Show that$\Omega (nlogn)$ is a lower bound for computing Voronoi diagrams by reducing the sorting problem to the problem of computing Voronoi diagrams. You can assume that the Voronoi diagram algorithm should be able to compute for every vertex of the Voronoi diagram its incident edges in cyclic order around the vertex.
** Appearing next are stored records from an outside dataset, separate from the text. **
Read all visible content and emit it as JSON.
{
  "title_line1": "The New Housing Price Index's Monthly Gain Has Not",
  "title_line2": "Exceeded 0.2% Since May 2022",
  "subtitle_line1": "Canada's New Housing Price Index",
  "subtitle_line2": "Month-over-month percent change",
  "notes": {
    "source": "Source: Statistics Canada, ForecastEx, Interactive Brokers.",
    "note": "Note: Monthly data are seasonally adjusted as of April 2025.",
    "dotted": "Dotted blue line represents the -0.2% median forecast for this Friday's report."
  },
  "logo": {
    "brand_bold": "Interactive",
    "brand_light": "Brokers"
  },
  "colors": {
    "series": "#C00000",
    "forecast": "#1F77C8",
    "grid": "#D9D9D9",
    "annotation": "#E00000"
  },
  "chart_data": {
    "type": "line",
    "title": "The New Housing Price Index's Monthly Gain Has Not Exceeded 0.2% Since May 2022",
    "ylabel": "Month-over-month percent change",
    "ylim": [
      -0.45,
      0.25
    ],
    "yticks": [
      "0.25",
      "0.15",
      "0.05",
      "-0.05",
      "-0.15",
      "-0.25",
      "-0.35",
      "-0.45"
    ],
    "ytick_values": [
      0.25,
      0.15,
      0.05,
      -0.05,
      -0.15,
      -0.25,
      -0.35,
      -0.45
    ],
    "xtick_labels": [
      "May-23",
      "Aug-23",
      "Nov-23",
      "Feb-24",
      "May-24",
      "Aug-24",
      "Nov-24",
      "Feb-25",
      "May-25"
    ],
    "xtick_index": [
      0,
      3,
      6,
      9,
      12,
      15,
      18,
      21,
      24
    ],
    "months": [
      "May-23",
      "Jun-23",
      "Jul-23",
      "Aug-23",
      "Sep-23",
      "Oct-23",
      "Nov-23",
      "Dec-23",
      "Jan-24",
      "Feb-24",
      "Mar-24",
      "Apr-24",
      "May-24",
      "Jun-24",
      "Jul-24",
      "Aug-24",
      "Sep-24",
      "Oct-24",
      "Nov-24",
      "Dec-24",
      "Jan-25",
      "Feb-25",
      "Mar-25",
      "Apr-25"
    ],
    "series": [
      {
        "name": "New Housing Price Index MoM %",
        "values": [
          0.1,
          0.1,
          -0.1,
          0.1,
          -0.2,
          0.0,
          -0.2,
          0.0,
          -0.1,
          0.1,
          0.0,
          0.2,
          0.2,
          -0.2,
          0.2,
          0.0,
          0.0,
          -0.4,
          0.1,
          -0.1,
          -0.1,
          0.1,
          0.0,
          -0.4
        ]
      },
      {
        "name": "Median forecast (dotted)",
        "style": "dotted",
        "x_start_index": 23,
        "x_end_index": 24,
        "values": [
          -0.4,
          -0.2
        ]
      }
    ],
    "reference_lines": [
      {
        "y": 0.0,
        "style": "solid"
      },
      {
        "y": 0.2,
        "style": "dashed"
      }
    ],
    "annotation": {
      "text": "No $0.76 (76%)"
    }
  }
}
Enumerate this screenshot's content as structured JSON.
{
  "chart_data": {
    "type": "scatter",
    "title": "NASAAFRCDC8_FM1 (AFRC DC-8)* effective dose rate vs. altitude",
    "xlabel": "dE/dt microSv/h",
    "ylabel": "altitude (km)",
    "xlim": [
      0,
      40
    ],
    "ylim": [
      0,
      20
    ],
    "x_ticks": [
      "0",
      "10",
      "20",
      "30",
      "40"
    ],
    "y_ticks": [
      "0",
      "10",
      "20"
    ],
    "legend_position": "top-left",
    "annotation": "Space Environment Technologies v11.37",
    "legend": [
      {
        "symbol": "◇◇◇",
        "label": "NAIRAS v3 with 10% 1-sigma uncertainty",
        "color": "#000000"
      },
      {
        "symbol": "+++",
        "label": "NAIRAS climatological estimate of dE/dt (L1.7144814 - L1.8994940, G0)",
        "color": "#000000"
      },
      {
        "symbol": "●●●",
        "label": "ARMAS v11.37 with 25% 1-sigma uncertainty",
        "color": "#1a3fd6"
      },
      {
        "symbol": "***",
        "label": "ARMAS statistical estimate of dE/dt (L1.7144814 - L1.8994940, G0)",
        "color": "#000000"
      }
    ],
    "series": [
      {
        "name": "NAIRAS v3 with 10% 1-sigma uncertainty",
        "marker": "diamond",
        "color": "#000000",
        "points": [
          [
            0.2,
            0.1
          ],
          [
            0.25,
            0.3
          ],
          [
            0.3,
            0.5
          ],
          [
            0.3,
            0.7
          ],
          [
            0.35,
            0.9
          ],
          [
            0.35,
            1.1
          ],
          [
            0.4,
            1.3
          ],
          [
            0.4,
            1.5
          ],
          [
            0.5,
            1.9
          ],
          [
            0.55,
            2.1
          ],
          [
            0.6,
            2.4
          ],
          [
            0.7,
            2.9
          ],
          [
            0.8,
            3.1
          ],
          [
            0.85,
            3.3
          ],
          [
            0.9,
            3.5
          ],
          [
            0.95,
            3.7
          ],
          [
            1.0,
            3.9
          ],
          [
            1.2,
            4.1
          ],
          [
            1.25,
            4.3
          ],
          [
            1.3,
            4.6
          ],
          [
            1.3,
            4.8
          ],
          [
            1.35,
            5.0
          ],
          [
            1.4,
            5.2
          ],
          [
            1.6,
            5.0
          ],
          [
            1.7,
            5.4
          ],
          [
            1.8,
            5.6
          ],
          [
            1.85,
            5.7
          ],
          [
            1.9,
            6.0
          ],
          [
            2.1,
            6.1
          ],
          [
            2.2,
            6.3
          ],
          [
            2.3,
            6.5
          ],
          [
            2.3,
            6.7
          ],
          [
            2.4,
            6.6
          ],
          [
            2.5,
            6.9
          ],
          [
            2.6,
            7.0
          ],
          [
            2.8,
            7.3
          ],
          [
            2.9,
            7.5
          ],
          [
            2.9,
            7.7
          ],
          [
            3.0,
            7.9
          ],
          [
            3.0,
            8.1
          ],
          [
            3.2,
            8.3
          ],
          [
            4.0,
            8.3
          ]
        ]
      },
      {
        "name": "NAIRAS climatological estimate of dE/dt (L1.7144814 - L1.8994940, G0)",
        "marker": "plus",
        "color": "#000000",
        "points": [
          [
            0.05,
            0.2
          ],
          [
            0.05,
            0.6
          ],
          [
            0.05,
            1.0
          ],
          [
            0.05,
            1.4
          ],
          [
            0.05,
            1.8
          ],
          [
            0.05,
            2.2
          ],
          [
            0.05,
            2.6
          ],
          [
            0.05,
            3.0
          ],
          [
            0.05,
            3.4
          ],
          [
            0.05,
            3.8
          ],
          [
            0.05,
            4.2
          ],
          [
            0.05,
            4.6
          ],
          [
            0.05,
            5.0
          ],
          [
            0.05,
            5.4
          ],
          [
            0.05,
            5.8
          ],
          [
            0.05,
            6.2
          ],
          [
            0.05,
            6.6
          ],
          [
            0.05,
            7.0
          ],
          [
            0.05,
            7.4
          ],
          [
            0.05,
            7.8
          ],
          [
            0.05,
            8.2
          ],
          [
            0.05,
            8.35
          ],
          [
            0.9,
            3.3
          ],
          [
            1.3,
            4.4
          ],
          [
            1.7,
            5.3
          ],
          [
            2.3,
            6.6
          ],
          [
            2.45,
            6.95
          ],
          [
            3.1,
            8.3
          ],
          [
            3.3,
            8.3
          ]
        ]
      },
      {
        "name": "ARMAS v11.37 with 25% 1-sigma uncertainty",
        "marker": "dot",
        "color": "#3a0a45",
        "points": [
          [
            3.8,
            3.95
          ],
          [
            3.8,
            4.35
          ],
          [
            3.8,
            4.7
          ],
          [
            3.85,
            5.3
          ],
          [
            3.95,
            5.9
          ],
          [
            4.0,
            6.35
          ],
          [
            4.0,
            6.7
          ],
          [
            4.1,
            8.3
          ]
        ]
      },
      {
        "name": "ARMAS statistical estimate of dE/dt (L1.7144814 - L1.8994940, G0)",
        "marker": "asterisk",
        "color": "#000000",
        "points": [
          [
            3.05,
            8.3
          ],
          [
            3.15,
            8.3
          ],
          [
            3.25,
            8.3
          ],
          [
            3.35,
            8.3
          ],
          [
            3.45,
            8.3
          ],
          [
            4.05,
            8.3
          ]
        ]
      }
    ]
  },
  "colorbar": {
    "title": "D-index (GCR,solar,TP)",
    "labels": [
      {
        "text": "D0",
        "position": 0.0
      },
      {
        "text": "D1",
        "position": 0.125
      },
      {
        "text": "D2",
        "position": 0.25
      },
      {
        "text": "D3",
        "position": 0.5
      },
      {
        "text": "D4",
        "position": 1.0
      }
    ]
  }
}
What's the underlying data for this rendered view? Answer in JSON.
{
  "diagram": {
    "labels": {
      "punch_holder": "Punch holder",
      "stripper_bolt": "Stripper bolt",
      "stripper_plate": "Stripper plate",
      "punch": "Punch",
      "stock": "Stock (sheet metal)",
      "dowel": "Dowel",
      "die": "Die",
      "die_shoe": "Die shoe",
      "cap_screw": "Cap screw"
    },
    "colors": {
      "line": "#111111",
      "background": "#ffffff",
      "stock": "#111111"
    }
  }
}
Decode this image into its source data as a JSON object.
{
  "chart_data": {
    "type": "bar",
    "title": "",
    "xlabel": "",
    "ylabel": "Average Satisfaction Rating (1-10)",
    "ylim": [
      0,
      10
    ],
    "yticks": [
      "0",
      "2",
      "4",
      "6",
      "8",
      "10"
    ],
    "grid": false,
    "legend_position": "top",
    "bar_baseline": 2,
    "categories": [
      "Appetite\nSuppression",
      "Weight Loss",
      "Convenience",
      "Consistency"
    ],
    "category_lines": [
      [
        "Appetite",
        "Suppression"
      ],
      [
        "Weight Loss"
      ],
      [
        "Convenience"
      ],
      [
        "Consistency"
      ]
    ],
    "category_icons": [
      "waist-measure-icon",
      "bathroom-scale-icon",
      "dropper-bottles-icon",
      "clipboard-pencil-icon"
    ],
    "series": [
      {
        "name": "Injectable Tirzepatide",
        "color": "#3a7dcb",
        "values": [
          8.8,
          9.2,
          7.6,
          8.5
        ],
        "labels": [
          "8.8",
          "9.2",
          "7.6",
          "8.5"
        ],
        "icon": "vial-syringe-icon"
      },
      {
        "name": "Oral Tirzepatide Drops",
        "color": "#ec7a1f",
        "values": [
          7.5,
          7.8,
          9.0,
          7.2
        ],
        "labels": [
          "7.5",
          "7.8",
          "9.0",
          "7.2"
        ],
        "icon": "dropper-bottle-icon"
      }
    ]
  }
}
1. 假設排序 n 個整數$x_{1}, x_{2}, ..., x_{n}$
2. 轉換成$(x_{1}, 0), (x_{2}, 0), ..., (x_{n}, 0)$ 將所有點放置在 x 軸上，並且額外增加一點$(\infty, 0)$。將 n + 1 個點找到 Voronoi diagram，對於$(\infty, 0)$ 的 cell 而言，恰好邊都是由另外 n 個點對應的 cell 構成 cell edge (相鄰)。假設儲存邊的順序為順或逆時針，則邊的順序等價排序結果。

### 7.5

Give an example where the parabola defined by some site$p_{i}$ contributes more than one arc to the beach line. Can you give an example where it contributes a linear number of arcs?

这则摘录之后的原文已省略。